The cartoonist of the piece, John Sloan, claims a rather progressive track record. Biographically, he married an alcoholic woman—an experience that motivated him to feel empathy towards impoverished and downtrodden women. He often engaged with gender issues in his work through a somewhat feminist lens (Fitzgerald 128). Sloan’s history supports the possible women-positive reading. This hopeful analysis, however, is problematized by Eve’s grotesque physical presence. Richard Fitzgerald has suggested that “Sloan had a particular interest in large women” (143), and this cartoon is no exception. Eve’s large naked body becomes a spectacle of un-feminine horror, as her husband’s small physique signifies an un-masculine representation of castration fear. Rachel Schreiber has described how cartoons often reproduced the conventions they sought to undermine: “Cartoons begin with conventional representations then push at the boundaries of the familiar, often in order to comment on those very characterizations” (16), however such attempts by The Masses in particular often “rel[y] on the very representational conventions” that the magazine “seeks to critique” (Schreiber 16).

The humor in this series operates primarily through its images, rather than its captions. The caricatures of Adam and Eve work as examples of body humor; in a sense, it is a somewhat “lowbrow” form of comedy that invites its audience to laugh, primarily, at a fat and naked woman.

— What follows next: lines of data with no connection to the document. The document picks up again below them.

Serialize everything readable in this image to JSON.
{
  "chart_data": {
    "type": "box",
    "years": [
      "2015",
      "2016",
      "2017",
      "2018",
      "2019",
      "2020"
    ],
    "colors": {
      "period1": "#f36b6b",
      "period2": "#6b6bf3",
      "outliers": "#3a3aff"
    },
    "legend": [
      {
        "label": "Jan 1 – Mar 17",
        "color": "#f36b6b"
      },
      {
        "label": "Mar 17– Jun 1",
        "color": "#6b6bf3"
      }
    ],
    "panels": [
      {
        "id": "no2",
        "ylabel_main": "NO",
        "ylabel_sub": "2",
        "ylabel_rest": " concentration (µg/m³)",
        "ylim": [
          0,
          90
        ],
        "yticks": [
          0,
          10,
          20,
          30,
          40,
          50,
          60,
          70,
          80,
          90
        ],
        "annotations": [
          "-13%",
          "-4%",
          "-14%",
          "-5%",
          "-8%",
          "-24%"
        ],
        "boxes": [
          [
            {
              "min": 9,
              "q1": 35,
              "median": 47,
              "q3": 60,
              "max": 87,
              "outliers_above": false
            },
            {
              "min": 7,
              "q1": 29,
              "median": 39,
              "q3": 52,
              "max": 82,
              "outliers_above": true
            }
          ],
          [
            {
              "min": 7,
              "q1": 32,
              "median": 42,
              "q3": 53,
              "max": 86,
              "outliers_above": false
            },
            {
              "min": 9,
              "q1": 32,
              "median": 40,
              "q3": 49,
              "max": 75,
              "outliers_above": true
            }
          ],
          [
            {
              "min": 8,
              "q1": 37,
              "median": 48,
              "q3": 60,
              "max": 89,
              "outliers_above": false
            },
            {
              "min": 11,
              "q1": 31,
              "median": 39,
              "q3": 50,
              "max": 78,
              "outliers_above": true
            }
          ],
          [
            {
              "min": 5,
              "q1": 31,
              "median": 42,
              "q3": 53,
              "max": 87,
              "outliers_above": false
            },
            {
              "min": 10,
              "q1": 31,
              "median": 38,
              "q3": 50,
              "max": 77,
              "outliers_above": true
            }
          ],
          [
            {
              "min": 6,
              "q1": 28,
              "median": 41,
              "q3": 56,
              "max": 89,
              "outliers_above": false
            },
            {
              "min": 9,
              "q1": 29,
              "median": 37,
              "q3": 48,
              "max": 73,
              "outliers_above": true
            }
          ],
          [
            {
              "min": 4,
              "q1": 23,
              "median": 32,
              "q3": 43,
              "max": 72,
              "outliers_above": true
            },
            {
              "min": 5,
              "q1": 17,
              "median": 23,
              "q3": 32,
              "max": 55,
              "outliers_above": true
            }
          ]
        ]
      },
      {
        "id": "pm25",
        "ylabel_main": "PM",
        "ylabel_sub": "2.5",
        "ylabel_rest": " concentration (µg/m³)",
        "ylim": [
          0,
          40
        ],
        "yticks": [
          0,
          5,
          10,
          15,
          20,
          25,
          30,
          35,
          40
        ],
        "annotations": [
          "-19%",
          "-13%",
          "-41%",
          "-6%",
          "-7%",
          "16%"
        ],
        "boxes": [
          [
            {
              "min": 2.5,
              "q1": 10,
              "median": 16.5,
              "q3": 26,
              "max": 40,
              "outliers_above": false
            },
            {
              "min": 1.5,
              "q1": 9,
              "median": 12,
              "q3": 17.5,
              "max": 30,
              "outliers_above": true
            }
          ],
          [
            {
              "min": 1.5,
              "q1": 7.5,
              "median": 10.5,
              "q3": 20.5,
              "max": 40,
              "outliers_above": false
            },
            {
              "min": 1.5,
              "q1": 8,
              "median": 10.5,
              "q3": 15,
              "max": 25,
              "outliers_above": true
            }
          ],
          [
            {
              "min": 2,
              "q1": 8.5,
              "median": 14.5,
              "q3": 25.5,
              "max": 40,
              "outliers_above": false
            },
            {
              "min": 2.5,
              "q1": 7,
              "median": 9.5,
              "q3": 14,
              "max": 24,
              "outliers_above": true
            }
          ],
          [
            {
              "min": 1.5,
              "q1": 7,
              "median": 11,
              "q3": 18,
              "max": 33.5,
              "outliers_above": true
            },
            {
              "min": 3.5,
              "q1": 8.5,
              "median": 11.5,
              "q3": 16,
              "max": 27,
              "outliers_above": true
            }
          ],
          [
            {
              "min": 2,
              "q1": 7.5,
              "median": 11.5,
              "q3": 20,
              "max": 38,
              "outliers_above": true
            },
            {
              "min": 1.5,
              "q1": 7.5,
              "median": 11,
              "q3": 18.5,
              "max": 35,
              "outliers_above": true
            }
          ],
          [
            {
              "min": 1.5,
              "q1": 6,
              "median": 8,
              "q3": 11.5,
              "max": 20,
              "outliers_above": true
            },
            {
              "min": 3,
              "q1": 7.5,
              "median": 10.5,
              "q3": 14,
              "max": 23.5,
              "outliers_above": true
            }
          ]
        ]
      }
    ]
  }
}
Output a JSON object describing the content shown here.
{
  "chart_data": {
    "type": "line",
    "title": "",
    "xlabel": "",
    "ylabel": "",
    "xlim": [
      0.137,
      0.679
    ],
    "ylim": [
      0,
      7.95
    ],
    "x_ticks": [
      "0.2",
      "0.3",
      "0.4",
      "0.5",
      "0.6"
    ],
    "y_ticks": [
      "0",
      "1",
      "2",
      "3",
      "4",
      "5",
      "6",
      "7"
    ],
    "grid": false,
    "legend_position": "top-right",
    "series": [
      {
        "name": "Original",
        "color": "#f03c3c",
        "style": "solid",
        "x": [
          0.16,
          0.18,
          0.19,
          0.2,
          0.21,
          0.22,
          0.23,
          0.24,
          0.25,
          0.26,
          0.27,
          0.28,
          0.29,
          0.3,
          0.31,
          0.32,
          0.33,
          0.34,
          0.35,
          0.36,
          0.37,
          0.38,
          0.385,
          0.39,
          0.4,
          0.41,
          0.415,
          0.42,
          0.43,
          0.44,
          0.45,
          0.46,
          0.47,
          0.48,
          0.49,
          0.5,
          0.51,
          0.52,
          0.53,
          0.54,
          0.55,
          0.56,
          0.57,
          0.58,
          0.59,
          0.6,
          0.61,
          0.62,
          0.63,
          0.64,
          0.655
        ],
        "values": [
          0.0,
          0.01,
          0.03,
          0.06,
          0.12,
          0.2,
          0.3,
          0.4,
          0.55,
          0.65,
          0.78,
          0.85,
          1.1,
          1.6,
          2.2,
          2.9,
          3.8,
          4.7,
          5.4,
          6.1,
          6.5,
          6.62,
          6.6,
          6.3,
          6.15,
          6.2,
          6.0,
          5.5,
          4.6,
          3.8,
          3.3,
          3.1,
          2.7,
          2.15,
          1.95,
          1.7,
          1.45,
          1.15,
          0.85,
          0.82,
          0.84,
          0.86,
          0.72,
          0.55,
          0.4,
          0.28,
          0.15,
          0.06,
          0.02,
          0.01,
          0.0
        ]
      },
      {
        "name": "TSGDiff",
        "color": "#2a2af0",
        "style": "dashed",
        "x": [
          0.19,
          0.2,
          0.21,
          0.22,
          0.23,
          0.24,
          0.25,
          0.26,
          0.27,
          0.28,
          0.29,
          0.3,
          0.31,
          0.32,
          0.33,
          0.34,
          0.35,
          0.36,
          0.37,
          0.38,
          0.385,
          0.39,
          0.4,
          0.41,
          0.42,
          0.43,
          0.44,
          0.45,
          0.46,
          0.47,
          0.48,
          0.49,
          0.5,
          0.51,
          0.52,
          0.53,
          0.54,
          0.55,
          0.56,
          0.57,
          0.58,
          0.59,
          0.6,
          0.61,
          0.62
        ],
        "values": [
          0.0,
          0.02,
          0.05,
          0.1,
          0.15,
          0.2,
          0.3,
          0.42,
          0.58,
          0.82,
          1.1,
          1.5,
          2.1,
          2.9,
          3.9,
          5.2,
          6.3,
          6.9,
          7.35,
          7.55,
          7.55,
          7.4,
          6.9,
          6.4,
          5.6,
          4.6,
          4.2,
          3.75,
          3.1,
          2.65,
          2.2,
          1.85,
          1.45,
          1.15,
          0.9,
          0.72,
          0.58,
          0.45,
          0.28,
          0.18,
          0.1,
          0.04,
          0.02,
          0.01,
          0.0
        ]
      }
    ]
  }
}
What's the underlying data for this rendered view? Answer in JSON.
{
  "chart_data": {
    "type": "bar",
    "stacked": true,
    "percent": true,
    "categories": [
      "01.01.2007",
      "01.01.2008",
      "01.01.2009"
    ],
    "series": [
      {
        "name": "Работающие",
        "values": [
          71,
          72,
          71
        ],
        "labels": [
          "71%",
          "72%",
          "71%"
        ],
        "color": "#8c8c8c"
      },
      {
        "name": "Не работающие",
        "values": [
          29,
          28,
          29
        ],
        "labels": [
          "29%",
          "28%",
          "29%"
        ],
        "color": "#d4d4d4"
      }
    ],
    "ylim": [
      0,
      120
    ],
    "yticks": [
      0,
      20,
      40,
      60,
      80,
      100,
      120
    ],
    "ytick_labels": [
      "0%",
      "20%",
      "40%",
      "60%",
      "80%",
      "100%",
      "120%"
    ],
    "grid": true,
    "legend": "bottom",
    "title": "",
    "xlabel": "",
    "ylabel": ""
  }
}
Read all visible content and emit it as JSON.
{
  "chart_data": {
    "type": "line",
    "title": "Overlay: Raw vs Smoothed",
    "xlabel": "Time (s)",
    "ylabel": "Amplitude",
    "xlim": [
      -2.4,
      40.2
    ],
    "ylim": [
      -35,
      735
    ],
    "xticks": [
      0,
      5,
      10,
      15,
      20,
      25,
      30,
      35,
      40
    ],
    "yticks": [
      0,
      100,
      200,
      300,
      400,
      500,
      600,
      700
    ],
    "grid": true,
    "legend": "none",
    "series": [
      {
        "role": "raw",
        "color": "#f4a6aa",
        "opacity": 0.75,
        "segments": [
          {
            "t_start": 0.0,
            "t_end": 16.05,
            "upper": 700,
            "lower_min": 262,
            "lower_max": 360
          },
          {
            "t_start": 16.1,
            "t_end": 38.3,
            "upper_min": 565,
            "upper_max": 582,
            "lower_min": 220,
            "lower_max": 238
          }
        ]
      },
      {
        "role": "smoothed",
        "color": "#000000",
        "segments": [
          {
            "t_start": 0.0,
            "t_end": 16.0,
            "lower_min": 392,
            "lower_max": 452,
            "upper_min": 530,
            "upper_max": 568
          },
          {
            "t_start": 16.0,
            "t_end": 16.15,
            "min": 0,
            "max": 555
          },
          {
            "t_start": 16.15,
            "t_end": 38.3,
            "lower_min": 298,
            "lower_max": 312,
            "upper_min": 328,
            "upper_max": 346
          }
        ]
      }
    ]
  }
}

But despite the lowbrow element in the work, the text none-the-less asserts a unique reading of the societal anxiety towards women in its comical declaration of itself as “Adam & Eve: the True Story” as it invites a reimagining of past and present gender roles.

Sources
Schreiber, Rachel. Gender and Activism in a Little Magazine: The Modern Figures of The Masses. Burlington, VT: Ashgate Publishing, 2011. Print.
Fitzgerald, Richard. Art and Politics: Cartoonists of the Masses and Liberator. Westport, CT: Greenwood Press, 1973. Print.
New International Version. BibleGateway. Web.